Hello woodworkers, I'm finally in the final stages of making my garage a place I can call my workshop. I've been working on this project for the past few months as time permits. However, I'm looking for some suggestions of what to do with the top shelf above the pegboard cabinet (after picture). I'm not too crazy about that shelf there since it is taking a lot of space. For now I'm using that shelf for storage but it is so high that I can't see what is up there unless I climb a ladder. I'll take your suggestions and consider them in my plan. Please excuse the mess on the cabinet, I'm still organizing as you can see.

*Before*









*After*


----------



## crank49 (Apr 7, 2010)

I might suspend another, narrower shelf under that high shelf. Top for rarely used items, lower for fasteners or glue or anything I use frequently while at that bench.

Another idea might be to mount a good work light under that shelf so my bench is never in my shaddow.

Maybe a hose reel or a power cord reel could mount under that shelf.

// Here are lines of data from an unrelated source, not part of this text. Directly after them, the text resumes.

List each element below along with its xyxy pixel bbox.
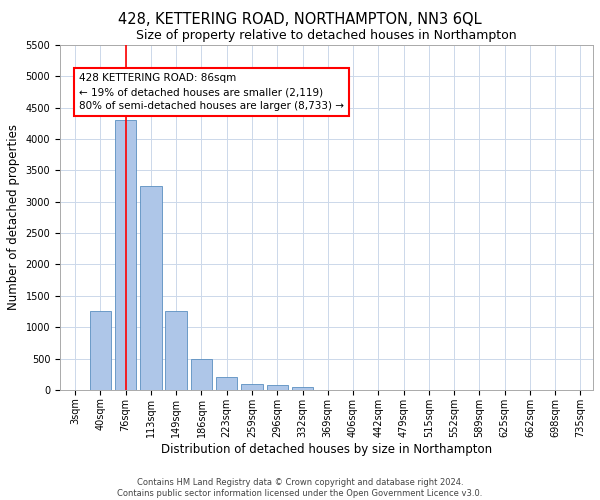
Bar — [166, 312, 187, 390]
Bar — [89, 312, 111, 390]
Bar — [266, 385, 288, 390]
Text: Contains HM Land Registry data © Crown copyright and database right 2024.
Contai: Contains HM Land Registry data © Crown c… — [118, 478, 482, 498]
Bar — [216, 378, 238, 390]
Text: 428 KETTERING ROAD: 86sqm
← 19% of detached houses are smaller (2,119)
80% of se: 428 KETTERING ROAD: 86sqm ← 19% of detac… — [79, 73, 344, 111]
Y-axis label: Number of detached properties: Number of detached properties — [7, 124, 20, 310]
Bar — [115, 120, 136, 390]
Text: 428, KETTERING ROAD, NORTHAMPTON, NN3 6QL: 428, KETTERING ROAD, NORTHAMPTON, NN3 6Q… — [118, 12, 482, 28]
Bar — [140, 186, 161, 390]
Bar — [191, 359, 212, 390]
Bar — [292, 386, 313, 390]
Title: Size of property relative to detached houses in Northampton: Size of property relative to detached ho… — [136, 30, 517, 43]
Bar — [241, 384, 263, 390]
X-axis label: Distribution of detached houses by size in Northampton: Distribution of detached houses by size … — [161, 442, 492, 456]
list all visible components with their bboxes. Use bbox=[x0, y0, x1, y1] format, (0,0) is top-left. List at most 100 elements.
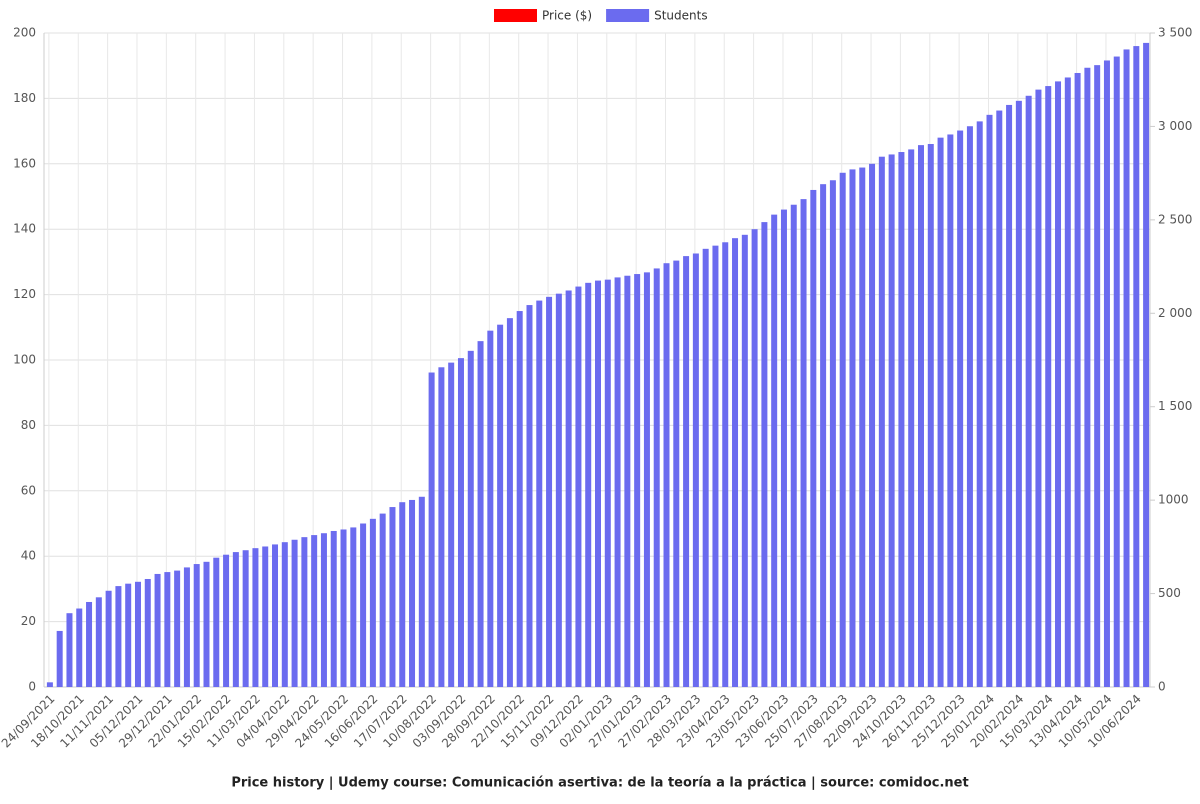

A couple of nice Bose speakers would be out of the way up on top.


----------



## nicksmurf111 (Jun 6, 2014)

Tasklights are important. I've seen people suspend medium sized horizontal air compressors, but I wouldn't necessarily want that above my work space, but rather adjacent to it. Having them off the floor makes it easier to drain them. If I where you, I'd upgrade from the toy compressor to a 220v model and install a coil hose or hose reel. I hoard supplies (cause I just snag them when I come across them) that I might use some-day, so that would be a great place to keep spare stuff. If anything, just put some seasonal or household storage up there.


----------



## crzy4wood (Nov 15, 2013)

Thanks guys for your inputs, I appreciate them. I'm gonna build a bin rack under the pegboard cabinet and below it I'll put a power strip to connect other tools. As for the speakers I already have two 15" woofers installed . I like the work light and hose reel ideas, I might do that. The air compressor serves me well for what I need it for since I barely use it and it does well with my brad nail gun.


----------



## crzy4wood (Nov 15, 2013)

I made a decision to add another cabinet to the right of the pegboard to match the other one on the left. This one gave me a hard time to build since the pegboard is thicker and the cabinet itself is not square at all but it serves the purpose I want it to. Took me a whole day almost to get this finished. My next step is to build a better clamp station and a extension cord station.


----------



## helluvawreck (Jul 21, 2010)

It's really looking good. All of that will work a lot toward an organized shop. Congratulations and welcome to Lumberjocks.

helluvawreck aka Charles
http://woodworkingexpo.wordpress.com


----------



## crzy4wood (Nov 15, 2013)

Thanks helluvawreck, organization is a must in a small place like this especially when only half of the garage is all I have to work with.


----------